M3258, a highly specific inhibitor of β5i sites, induces apoptosis in ALL cells. (a) Inhibition of proteasome active sites was measured in extracts of RS4;11 and HeLa cells, and in the purified constitutive 26 S proteasomes; n = 2. (b, c) Cells were treated with Btz (b) or M3258 (c) for 48 h, and the viability was assessed by Alamar Blue; n = 2–4. (d) RS4;11 cells were treated with 75 nM and 300 nM M3258 for indicated times, and percentage of apoptotic cells was determined by flow cytometry; n = 2. (e) Cells were treated with M3258 for 12 h, and apoptosis was determined by flow cytometry.
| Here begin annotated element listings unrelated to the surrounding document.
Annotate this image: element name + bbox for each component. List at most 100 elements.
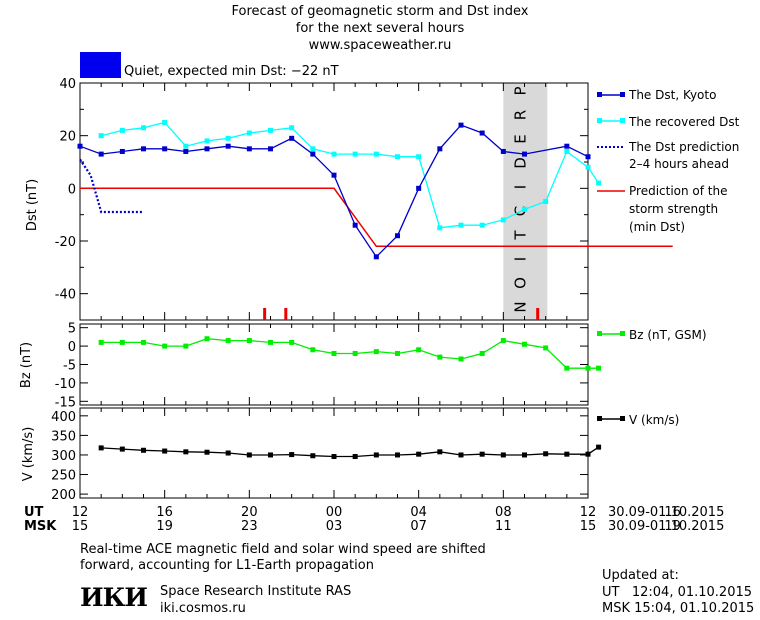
prediction-band	[503, 83, 548, 320]
bz-point	[500, 338, 506, 344]
y-tick-label: 350	[51, 429, 76, 444]
kyoto-point	[395, 233, 400, 239]
bz-point	[373, 349, 379, 355]
recovered-point	[373, 151, 379, 157]
recovered-point	[479, 222, 485, 228]
legend-strength-label-3: (min Dst)	[629, 220, 685, 234]
storm-marker	[284, 308, 288, 320]
bz-series	[98, 336, 602, 371]
recovered-point	[564, 148, 570, 154]
legend-recovered-label: The recovered Dst	[628, 115, 740, 129]
kyoto-point	[141, 146, 146, 152]
kyoto-point	[225, 143, 231, 149]
bz-point	[543, 345, 549, 351]
msk-tick-label: 07	[410, 519, 427, 534]
v-point	[119, 446, 125, 452]
v-point	[395, 452, 400, 458]
institute-site[interactable]: iki.cosmos.ru	[160, 601, 246, 616]
v-point	[204, 449, 210, 455]
prediction-letter: P	[511, 86, 529, 95]
v-point	[437, 449, 443, 455]
v-y-axis: 200 250 300 350 400	[51, 410, 588, 503]
kyoto-point	[437, 146, 443, 152]
recovered-point	[183, 143, 189, 149]
recovered-point	[395, 154, 400, 160]
ut-tick-label: 16	[664, 505, 681, 520]
kyoto-point	[564, 143, 570, 149]
kyoto-point	[373, 254, 379, 260]
recovered-point	[98, 133, 104, 139]
note-line-1: Real-time ACE magnetic field and solar w…	[80, 542, 486, 557]
msk-tick-label: 15	[580, 519, 597, 534]
v-point	[246, 452, 252, 458]
prediction-letter: I	[511, 185, 529, 189]
recovered-point	[596, 180, 602, 186]
bz-point	[119, 339, 125, 345]
msk-tick-label: 19	[156, 519, 173, 534]
v-point	[331, 454, 337, 460]
legend-v-label: V (km/s)	[629, 413, 679, 427]
legend-kyoto-marker	[620, 92, 625, 97]
ut-row-label: UT	[24, 505, 44, 520]
prediction-letter: I	[511, 257, 529, 261]
prediction-letter: T	[511, 230, 529, 241]
bz-point	[310, 347, 316, 353]
y-tick-label: -40	[55, 288, 76, 303]
legend-bz-marker	[597, 331, 602, 336]
recovered-point	[585, 164, 591, 170]
ut-tick-label: 08	[495, 505, 512, 520]
legend-bz-marker	[620, 331, 625, 336]
kyoto-point	[522, 151, 527, 157]
bz-point	[564, 365, 570, 371]
msk-tick-label: 03	[326, 519, 343, 534]
msk-tick-label: 11	[495, 519, 512, 534]
ut-tick-label: 12	[72, 505, 89, 520]
ut-tick-label: 12	[580, 505, 597, 520]
storm-markers	[263, 308, 540, 320]
kyoto-point	[204, 146, 210, 152]
chart-title-line-2: for the next several hours	[295, 21, 465, 36]
recovered-point	[119, 127, 125, 133]
recovered-point	[500, 217, 506, 223]
updated-msk: MSK 15:04, 01.10.2015	[602, 601, 755, 616]
ut-tick-label: 20	[241, 505, 258, 520]
kyoto-point	[98, 151, 104, 157]
v-point	[289, 452, 295, 458]
kyoto-point	[352, 222, 358, 228]
recovered-point	[141, 125, 146, 131]
v-point	[352, 454, 358, 460]
updated-ut: UT 12:04, 01.10.2015	[602, 585, 753, 600]
source-url[interactable]: www.spaceweather.ru	[308, 38, 452, 53]
recovered-point	[162, 120, 168, 125]
v-point	[479, 451, 485, 457]
bz-point	[331, 350, 337, 356]
msk-tick-label: 23	[241, 519, 258, 534]
kyoto-point	[500, 148, 506, 154]
v-plot-frame	[79, 407, 589, 499]
prediction-letter: D	[511, 157, 529, 169]
legend-kyoto-marker	[597, 92, 602, 97]
dst-y-axis: -40 -20 0 20 40	[55, 77, 588, 321]
prediction-letter: R	[511, 110, 529, 120]
kyoto-point	[289, 135, 295, 141]
msk-date-range: 30.09-01.10.2015	[608, 519, 724, 534]
bz-point	[183, 343, 189, 349]
recovered-point	[225, 135, 231, 141]
bz-point	[141, 339, 146, 345]
kyoto-point	[183, 148, 189, 154]
y-tick-label: 20	[59, 130, 76, 145]
ut-date-range: 30.09-01.10.2015	[608, 505, 724, 520]
updated-title: Updated at:	[602, 568, 679, 583]
kyoto-point	[416, 185, 422, 191]
kyoto-point	[119, 148, 125, 154]
legend: The Dst, Kyoto The recovered Dst The Dst…	[597, 88, 740, 427]
kyoto-point	[268, 146, 273, 152]
bz-point	[437, 354, 443, 360]
y-tick-label: -20	[55, 235, 76, 250]
msk-tick-label: 15	[72, 519, 89, 534]
bz-point	[289, 339, 295, 345]
bz-point	[225, 338, 231, 344]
In a parallel experiment, RS4;11 cells were treated with M3258 for 4 h, and the chymotrypsin-like (β5) activity was measured by the Proteasome-Glo assay; n = 2. (f) The chymotrypsin-like (β5) activity of the proteasomes in cells treated with M3258 for times indicated was determined by the Proteasome-Glo assay; n = 2. (g) MM1.S cells were pre-treated with IFNγ for three days and then treated with M3258 for 48 h. Viability was measured with Alamar Blue; n = 2. Data on all panels are averages of n biological replicates, and the error bars indicate standard error of the mean.